In short, as a matter of substance, Social Security can do everything that private accounts can do in the aggregate. Which brings me to the second point. "In the aggregate" abstracts from distributional concerns. In this context, that highlights the fact that Social Security is designed to narrow the range of outcomes that retirees might face. It is a feature of the system that high-income earners receive a lower implicit rate of return, while low-income earners receive a higher rate.
And getting rid of that feature is not especially appealing to the average voter. The message they are supposed to hear is, "Hey, you can do better than all the chumps around you by beating the market." That sounds good to the small number of people who track stocks as a hobby and try (and fail) to beat the market.
What most everyone actually hears, however, is: "Hey, the conservative answer to the growing inequality in incomes and wealth is to increase inequality in retirement benefits, too." Even Trump's supporters are angry about how the little guy never wins, and certainly not when Wall Street is involved.
Finally, the third explanation seems to be the most important of all. People do not want to deal with the hassle of designing and monitoring their own retirement plan, and they understand their own cognitive biases when it comes to dealing with financial decisions. They know that they should save more, pay more attention to their investments, and generally spend more time and effort being financially virtuous. But like the new exercise regimen that never quite gets started, everyone knows that they will never be able to live up to their own best intentions.
This is most definitely not a matter of "personal weakness" or lack of intelligence. People simply need shortcuts to navigate the many difficult decisions in life. (I have expressed great skepticism about the "behavioral law and economics" research movement, but there is no denying that people have cognitive biases.) Without shortcuts, every decision becomes a costly dive into cost-benefit analysis.
Perhaps the most obvious example of such thinking is the widespread practice of over-withholding on taxes. People, year in and year out, implicitly decide to have the government force them to save money and pay a zero percent rate of interest. Why? Never seeing the money is actually a good thing, because it is too easy to fritter it away in small amounts, and it feels good to have a big bonus in the form of a tax refund check every year.
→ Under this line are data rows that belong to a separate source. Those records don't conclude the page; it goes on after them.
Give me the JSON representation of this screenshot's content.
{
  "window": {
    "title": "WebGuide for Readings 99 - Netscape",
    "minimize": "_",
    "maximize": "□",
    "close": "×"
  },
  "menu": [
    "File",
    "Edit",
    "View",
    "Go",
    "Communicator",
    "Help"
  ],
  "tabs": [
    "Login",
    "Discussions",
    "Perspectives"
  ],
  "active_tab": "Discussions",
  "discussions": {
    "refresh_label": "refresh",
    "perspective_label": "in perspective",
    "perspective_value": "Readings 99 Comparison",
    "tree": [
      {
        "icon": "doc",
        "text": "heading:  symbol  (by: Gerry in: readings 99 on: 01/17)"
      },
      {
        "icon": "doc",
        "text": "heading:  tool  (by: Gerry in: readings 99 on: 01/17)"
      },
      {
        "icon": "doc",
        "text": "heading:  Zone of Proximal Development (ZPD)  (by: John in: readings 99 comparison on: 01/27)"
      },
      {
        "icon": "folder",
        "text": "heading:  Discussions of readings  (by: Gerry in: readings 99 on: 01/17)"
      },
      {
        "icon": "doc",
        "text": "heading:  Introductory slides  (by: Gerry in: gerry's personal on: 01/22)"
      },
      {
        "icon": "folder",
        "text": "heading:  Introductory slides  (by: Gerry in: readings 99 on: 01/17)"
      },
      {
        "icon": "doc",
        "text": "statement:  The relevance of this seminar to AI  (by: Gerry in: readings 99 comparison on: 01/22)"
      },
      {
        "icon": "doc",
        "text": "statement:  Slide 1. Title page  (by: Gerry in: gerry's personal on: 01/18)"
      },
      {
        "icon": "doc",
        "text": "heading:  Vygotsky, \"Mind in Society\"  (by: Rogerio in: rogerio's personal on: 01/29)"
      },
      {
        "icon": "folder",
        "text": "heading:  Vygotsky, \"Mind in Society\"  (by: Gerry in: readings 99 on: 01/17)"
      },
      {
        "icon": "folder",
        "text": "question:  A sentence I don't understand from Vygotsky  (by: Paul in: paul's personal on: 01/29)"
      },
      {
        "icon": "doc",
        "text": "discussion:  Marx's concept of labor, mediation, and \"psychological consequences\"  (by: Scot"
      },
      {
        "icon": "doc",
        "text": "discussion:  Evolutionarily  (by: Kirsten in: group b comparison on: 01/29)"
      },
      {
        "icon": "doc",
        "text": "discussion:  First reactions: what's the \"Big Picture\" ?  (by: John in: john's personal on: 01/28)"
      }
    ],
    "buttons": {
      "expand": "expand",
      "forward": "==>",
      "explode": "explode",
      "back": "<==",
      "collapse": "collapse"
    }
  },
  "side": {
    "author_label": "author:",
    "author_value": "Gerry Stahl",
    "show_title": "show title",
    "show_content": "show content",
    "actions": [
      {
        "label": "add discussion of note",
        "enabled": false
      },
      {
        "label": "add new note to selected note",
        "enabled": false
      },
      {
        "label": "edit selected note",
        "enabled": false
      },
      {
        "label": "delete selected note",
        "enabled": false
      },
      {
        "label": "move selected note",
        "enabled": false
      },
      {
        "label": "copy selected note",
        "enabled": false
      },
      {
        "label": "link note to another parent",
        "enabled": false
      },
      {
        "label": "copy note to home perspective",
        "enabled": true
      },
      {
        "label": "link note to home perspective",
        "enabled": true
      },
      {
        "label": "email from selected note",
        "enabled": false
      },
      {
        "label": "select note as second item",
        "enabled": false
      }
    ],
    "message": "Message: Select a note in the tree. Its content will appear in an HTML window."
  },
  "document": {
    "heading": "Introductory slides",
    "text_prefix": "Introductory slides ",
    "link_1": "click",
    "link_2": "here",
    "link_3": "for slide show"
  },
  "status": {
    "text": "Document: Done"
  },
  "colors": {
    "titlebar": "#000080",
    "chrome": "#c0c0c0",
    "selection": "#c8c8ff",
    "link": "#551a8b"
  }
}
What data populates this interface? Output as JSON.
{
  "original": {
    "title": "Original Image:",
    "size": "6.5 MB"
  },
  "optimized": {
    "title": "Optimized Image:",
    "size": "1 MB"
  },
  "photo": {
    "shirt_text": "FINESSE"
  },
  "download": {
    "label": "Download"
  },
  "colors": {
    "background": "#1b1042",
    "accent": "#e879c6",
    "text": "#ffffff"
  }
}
No matter how much economists and financial planners inveigh against this, people continue on their merry way.
Why, then, is it really surprising that people are not flocking to support a political scheme that takes what is a very simple system that requires absolutely no thought or effort and would replace it with something that will require expertise, research, and risk? (And ultimately guilt, because most of us will never feel that we have done enough research or gained enough expertise to assess the risks.) That might be the most obviously rhetorical question that I have ever asked.